When the Onam festivities draw to a close on Monday, the city police will heave a huge sigh of relief. They ought to, for in the past two weeks, the entire city police machinery, right from the Commissionerate to three police sub-divisions, 10 circles, and about 20 police stations, has been on its toes, round the clock, sweating it out in the sun and getting drenched in the rain too.

“It has been a tough period. But the force will be satisfied, because the usually sensitive period has passed without any major untoward incidents or law and order disturbances,” City Police Commissioner T.J. Jose says.

In fact, for Mr. Jose and his team, preparations for the season began nearly a month earlier. Special units were formed, additional personnel identified and deployed, special control rooms set up, additional closed-circuit television (CCTV) cameras installed, patrol teams strengthened with additional jeeps and motorbikes, new motorbike patrols positioned, and above all, traffic arrangements drawn out in advance.

Traffic management was one of the crucial aspects, Mr.
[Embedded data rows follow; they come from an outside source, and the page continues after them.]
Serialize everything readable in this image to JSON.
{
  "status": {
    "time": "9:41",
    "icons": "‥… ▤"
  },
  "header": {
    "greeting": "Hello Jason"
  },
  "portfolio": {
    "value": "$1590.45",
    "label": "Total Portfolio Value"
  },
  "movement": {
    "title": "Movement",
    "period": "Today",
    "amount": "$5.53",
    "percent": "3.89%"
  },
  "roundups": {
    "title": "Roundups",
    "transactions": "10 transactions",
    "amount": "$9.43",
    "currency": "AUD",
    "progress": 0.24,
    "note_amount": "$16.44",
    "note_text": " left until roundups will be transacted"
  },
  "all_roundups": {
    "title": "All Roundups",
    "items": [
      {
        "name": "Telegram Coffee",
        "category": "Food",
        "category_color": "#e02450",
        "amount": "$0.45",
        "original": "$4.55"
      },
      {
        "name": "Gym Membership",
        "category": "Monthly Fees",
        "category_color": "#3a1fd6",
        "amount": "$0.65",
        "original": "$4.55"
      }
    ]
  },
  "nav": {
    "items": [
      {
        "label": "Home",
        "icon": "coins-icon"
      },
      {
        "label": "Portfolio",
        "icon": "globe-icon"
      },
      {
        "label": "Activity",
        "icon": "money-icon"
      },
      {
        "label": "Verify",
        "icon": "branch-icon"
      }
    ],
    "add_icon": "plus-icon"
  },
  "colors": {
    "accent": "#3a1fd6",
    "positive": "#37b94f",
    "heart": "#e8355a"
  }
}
Jose says. One difference this year, he says, was that instead of putting up more ‘No Parking’ signs or announcing more such areas, the police identified parking spaces in and around the city and announced these to the public. There were traffic snarls still, but none that threatened to hold the city hostage.

Other arrangements included installation of nearly 120 CCTV cameras, apart from the 240 regular police cameras that monitored every part of the city. Six motorbike patrols kept watch on vulnerable areas, while more on jeeps moved round the city 24x7.

The police personnel, nearly 1,200 of them, who were on the roads from dawn to midnight and beyond every day for the past two weeks, will get time to spend with their families, apart from an incentive of Rs.500 from the government – recognition for the hard work they put in.